Spricht man mit einem Kind, sollte man immer dessen Blickkontakt suchen. Das hilft, eine Verbindung aufzubauen. Gleichzeitig ermöglicht es dem Kind auch, Mimik und Gestik des Gegenübers wahrzunehmen und so die verbale Botschaft besser zu verstehen. Indem man sich auf Augenhöhe mit dem Kind begibt, schafft man eine vertrauensvolle Atmosphäre.
Generell signalisiert eine offene, dem Kind zugewandte Körperhaltung Aufmerksamkeit, Wertschätzung, Nähe, Interesse und Gleichberechtigung. Und die Kommunikation unter Gleichberechtigten macht Klein und Groß deutlich mehr Spaß und eröffnet damit auch mehr Möglichkeiten des konstruktiven Austausches.

Übereinstimmung statt Sabotage

Körpersprache muss verbale Aussagen unterstützen. Denn Kinder sind sehr sensibel für etwaige Unstimmig- bzw. Ungereimtheiten und reagieren entsprechend darauf. Fragt ein Kind, ob man ihm zuhört, und man antwortet, ohne es anzusehen: „Natürlich höre ich dir zu“, so wird das Kind mit großer Wahrscheinlichkeit nicht glauben, was es hört, weil es die Körperhaltung als gegenteilig erlebt. Ähnliches passiert auch, wenn man zum Beispiel auf die Frage eines Kindes, ob es etwas darf, zwar mit einem „Nein“ antwortet, aber dazu entschuldigend lächelt. Ist die nonverbale Botschaft kein klares „Nein“, sondern ein „Vielleicht“ oder sogar eher ein „Ja“, so wird die Frage mit dem halbherzigen „Nein“ nicht erledigt sein.

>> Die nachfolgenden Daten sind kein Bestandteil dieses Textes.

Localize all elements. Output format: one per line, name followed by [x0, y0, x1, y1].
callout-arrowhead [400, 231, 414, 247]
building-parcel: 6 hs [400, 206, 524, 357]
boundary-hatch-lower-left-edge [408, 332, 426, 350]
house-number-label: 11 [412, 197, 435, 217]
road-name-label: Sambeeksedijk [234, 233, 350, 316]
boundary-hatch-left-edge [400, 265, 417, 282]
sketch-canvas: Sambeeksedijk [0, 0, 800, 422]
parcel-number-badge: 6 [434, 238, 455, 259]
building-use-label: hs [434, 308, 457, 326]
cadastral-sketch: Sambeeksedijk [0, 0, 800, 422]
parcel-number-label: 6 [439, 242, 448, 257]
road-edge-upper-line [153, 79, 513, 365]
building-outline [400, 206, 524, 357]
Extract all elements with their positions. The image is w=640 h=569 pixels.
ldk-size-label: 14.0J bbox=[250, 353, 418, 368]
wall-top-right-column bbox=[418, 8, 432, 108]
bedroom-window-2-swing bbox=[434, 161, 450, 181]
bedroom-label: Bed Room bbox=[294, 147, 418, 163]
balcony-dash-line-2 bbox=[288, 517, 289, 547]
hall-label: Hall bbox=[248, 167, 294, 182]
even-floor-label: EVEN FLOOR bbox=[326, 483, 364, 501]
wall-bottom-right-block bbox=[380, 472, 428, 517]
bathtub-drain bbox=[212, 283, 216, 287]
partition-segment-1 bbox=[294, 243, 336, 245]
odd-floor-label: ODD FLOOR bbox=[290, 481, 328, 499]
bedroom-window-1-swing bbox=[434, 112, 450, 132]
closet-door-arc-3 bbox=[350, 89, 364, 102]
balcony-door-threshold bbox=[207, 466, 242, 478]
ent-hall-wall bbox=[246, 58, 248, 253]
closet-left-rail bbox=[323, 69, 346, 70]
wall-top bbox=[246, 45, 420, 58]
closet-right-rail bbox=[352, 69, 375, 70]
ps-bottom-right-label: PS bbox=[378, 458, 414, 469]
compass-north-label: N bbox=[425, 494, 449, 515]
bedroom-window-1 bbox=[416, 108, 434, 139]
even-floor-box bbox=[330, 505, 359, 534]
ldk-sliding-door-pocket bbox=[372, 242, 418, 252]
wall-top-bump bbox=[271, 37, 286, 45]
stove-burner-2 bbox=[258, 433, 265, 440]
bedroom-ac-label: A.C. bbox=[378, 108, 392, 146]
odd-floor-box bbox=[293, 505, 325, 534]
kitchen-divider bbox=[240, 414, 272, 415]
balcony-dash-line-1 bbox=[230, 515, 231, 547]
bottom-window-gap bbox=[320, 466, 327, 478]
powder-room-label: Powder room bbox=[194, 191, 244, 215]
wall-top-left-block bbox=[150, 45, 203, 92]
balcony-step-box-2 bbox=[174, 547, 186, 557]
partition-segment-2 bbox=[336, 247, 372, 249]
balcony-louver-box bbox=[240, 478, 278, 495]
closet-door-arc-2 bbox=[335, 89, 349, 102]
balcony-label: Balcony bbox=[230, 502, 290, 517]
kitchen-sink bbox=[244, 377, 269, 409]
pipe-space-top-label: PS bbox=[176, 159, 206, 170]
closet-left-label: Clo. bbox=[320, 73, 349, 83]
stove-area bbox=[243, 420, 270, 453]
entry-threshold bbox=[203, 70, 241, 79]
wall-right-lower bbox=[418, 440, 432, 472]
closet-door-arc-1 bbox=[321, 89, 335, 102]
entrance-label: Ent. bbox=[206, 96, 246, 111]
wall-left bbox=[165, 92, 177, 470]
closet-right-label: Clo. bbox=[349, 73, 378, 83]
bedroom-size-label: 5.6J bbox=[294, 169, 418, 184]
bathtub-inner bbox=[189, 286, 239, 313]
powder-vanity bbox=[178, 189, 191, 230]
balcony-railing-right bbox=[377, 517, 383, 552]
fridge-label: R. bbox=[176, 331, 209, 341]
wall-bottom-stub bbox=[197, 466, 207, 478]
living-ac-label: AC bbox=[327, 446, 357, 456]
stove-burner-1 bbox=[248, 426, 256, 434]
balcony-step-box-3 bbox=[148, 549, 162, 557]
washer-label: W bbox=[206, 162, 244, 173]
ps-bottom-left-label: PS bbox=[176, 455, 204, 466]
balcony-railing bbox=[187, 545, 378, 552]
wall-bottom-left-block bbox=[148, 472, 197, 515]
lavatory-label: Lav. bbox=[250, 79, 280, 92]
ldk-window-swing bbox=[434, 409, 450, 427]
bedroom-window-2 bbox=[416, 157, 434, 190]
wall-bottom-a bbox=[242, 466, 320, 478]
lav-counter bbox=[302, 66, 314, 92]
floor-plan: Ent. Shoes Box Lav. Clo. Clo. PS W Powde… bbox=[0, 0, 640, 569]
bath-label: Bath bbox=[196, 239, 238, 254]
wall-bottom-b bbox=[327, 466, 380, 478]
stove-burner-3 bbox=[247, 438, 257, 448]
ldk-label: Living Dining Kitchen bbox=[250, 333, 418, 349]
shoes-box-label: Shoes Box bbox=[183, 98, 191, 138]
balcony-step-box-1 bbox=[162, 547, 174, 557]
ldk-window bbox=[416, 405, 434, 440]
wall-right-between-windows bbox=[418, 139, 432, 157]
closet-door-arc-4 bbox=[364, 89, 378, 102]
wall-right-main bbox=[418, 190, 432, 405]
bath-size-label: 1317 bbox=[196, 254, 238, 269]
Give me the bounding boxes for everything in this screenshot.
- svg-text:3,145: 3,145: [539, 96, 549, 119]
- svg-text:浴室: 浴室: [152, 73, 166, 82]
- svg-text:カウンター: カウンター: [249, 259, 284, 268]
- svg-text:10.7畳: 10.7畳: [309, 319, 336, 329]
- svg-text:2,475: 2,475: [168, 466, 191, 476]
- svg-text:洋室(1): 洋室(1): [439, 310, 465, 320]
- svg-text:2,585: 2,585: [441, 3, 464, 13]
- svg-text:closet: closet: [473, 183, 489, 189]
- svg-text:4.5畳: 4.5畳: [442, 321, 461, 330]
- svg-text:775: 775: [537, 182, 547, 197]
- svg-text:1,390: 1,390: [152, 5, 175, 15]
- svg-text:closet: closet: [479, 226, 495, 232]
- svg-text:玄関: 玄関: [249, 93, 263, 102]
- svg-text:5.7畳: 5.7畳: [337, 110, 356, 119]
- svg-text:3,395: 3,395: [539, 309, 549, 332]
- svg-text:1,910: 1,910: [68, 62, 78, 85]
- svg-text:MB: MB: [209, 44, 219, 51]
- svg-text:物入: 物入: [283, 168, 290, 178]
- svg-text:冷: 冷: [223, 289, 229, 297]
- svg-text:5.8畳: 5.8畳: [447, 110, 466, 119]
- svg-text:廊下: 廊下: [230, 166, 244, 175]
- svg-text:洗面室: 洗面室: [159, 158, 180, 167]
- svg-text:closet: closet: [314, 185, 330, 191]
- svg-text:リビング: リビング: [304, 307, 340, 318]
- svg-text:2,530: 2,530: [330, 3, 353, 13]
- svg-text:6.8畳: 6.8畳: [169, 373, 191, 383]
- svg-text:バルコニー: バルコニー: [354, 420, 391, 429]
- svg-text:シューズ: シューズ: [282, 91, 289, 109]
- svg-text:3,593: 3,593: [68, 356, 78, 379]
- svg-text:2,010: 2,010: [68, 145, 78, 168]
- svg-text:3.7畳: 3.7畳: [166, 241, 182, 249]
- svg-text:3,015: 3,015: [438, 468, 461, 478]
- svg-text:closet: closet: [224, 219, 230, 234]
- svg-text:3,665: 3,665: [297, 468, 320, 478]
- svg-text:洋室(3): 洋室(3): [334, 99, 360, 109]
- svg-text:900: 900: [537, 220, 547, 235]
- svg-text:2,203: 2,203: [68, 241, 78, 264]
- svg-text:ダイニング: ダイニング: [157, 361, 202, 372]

Auch eine leise, unsicher wirkende Stimmlage oder
ein entschuldigender Tonfall sind kontraproduktiv und
verkehren die verbale Aussage ins Gegenteil.

Ehrlich währt am längsten

Ist man im Stress und ein Kind sucht das Gespräch, so sollte man nicht halbherzig antworten, sondern dem Kind ehrlich sagen, dass man gerade keine Zeit hat. Wichtig ist, auch einen konkreten Zeitpunkt zu nennen, wann man das Gespräch nachholen wird, zum Beispiel: „Ich habe Zeit für dich, wenn ich den Saft vom Boden weggewischt habe und alles wieder trocken ist.“

Verständnis zeigen

Einfache Gesten helfen, um einem Kind Verständnis und Empathie für dessen Gefühle zu vermitteln. Geöffnete Arme, eine tröstende, sanfte Berührung am Arm oder ein Über-den-Kopf-Streichen signalisieren Unterstützung und schaffen eine vertrauensvolle Atmosphäre, in der sich das Kind sicher und akzeptiert fühlt.
Gleichzeitig sollte man aber auch immer darauf achten, die persönlichen Grenzen eines Kindes zu respektieren. Kindern, die räumlichen Abstand suchen, sollte man diesen wenn irgend möglich auch zugestehen und sie nicht im wahrsten Sinne des Wortes in die Enge treiben.

Von wegen Wald und Echo …

Kinder haben sehr feine Sensorien. Mit diesen nehmen sie nonverbale Signale nicht nur wahr, sondern reagieren auch entsprechend darauf. Das kann positiv sein, wenn man zum Beispiel innere Ruhe ausstrahlt und diese sich auf die Kinder überträgt. Das kann aber auch ins Gegenteil umschlagen, wenn man stark angespannt ist und diese Unruhe auf die Kinder übergreift. Dessen sollte man sich vor allem an den Tagen, an denen es einem nicht so gut geht, bewusst sein. An diesen sollte man ganz besonders auf „kleine“ Zeichen der Mimik achten, wie etwa Stirnrunzeln oder Augenverdrehen, und diese tunlichst vermeiden. Anstelle dessen sollte man bewusst versuchen, positive Körpersprachesignale zu setzen: ein kleines Lächeln, ein Aufrichten von Schultern und Kopf. Ab und an kann man sich mit diesen kleinen Signalen sogar selbst überlisten und die eigene Stimmung ein wenig heben.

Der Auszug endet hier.